One field I'm working with has the home addresses of the subjects as a single entry ("1234 Happy Lane Somewhere, St 12345") and I need each broken down by Street(Tab)City(Tab)State(Tab)Zip. The one part I'm hung up on is the Tab between the State and the Zip.
I've been using input=input.Replace throughout, and it's worked well so far, but I can't think of how to untangle this one. The wildcards I'm used to don't seem to be working, I can't replace ("?? #####") with ("??" + ControlChars.Tab + "#####")...which I honestly didn't expect to work, but it's the only idea on the matter I had.
I've read a bit about using Regex, but have no experience with it, and it seems a bit...overwhelming.
Is Regex my best option for this? If not, are there any other suggestions on solutions I may have missed?
Thanks for your time. :)
EDIT: Here's what I'm using so far. It makes some edits to the line in question, taking care of spaces, commas, and other text I don't need, but I've got nothing for the State/Zip situation; I've a bad habit of wiping something if it doesn't work, but I'll append the last thing I used to the very end, if that'll help.
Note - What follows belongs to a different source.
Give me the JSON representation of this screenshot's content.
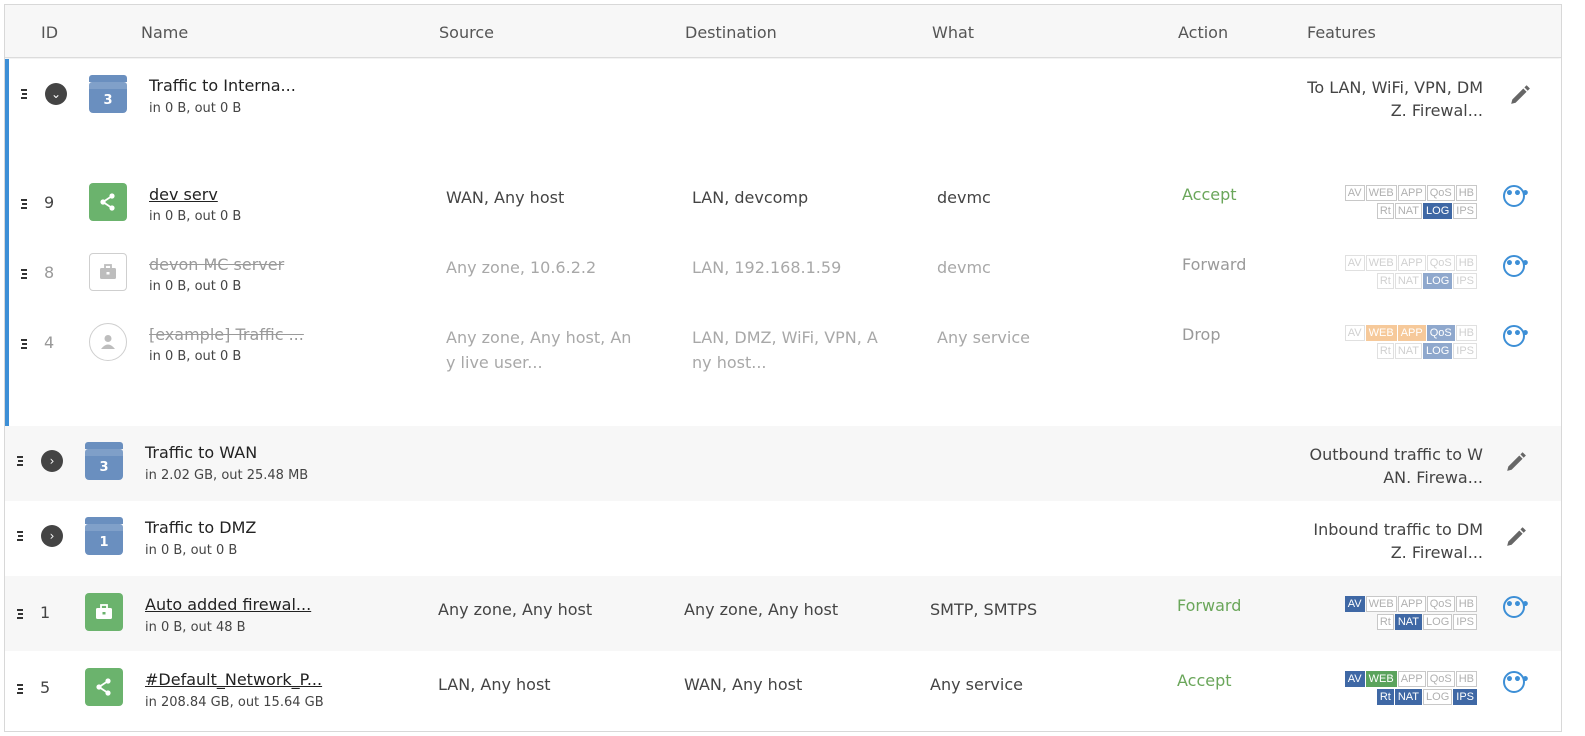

If input Like "Guar*###/###-####" Then
input = input.Replace("Guar:", "")
input = input.Replace(" ", ControlChars.Tab)
input = input.Replace(",", ControlChars.Tab)
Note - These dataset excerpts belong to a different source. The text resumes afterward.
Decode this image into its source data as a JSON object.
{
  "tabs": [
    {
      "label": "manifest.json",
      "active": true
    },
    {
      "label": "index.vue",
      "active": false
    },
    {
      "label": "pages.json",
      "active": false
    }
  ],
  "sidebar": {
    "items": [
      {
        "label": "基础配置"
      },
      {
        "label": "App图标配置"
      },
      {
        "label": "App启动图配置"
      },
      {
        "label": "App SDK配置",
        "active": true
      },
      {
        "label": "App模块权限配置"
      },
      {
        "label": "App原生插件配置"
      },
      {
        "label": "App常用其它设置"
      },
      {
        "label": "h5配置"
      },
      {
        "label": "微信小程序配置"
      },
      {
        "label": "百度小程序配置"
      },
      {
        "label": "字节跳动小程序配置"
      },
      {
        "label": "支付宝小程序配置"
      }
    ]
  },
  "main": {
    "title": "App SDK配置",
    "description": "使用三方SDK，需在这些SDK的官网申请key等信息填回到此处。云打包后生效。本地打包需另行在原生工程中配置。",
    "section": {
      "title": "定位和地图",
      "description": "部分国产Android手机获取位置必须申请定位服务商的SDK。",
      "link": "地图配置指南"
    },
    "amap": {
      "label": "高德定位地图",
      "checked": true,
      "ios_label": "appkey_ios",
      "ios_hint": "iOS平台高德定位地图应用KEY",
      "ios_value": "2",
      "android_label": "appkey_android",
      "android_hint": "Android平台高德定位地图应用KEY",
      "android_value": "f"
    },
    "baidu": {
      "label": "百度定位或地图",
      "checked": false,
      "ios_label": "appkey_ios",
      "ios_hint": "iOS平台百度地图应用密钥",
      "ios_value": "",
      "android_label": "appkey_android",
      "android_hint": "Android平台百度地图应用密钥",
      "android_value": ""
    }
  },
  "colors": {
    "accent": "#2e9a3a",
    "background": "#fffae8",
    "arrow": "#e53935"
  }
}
input = "C" + ControlChars.Tab + strAccount + ControlChars.Tab + input
End If
input = System.Text.RegularExpressions.Regex.Replace(" #####", ControlChars.Tab + "#####") <-- Just one example of something that doesn't work.
This is what's written to input in this example
" Guar: LASTNAME,FIRSTNAME 999 E 99TH ST CITY,ST 99999 Tel: 999/999-9999"
And this is what I can get as a result so far
C 99999/9 LASTNAME FIRSTNAME 999 E 99TH ST CITY ST 99999 999/999-9999
With everything being exactly what I need besides the "ST 99999" bit (with actual data obviously omitted for privacy and professional whatnots).
UPDATE: Just when I thought it was all squared away, I've got another snag. The raw data gives me this.
# TERMINOLOGY ######### ##/##/#### # ###.##
And the end result is giving me this, because this is a chunk of data that was just fine as-is...before I removed the Tabs. Now I need a way to replace them after they've been removed, or to omit this small group of code from a document-wide Tab genocide I initiate the code with.
#TERMINOLOGY###########/##/########.##
Would a variant on rgx.Replace work best here? Or can I copy the code to a variable, remove Tabs from the document, then insert the variable without losing the tabs?
I think what you're looking for is
Dim r As New System.Text.RegularExpressions.Regex(" (\d{5})(?!\d)")
Dim input As String = rgx.Replace(input, ControlChars.Tab + "$1")
The first line compiles the regular expression. The \d matches a digit, and the {5}, as you can guess, matches 5 repetitions of the previous atom. The parentheses surrounding the \d{5} is known as a capture group, and is responsible for putting what's captured in a pseudovariable named $1. The (?!\d) is a more advanced concept known as a negative lookahead assertion, and it basically peeks at the next character to check that it's not a digit (because then it could be a 6-or-more digit number, where the first 5 happened to get matched). Another version is
" (\d{5})\b"
where the \b is a word boundary, disallowing alphanumeric characters following the digits.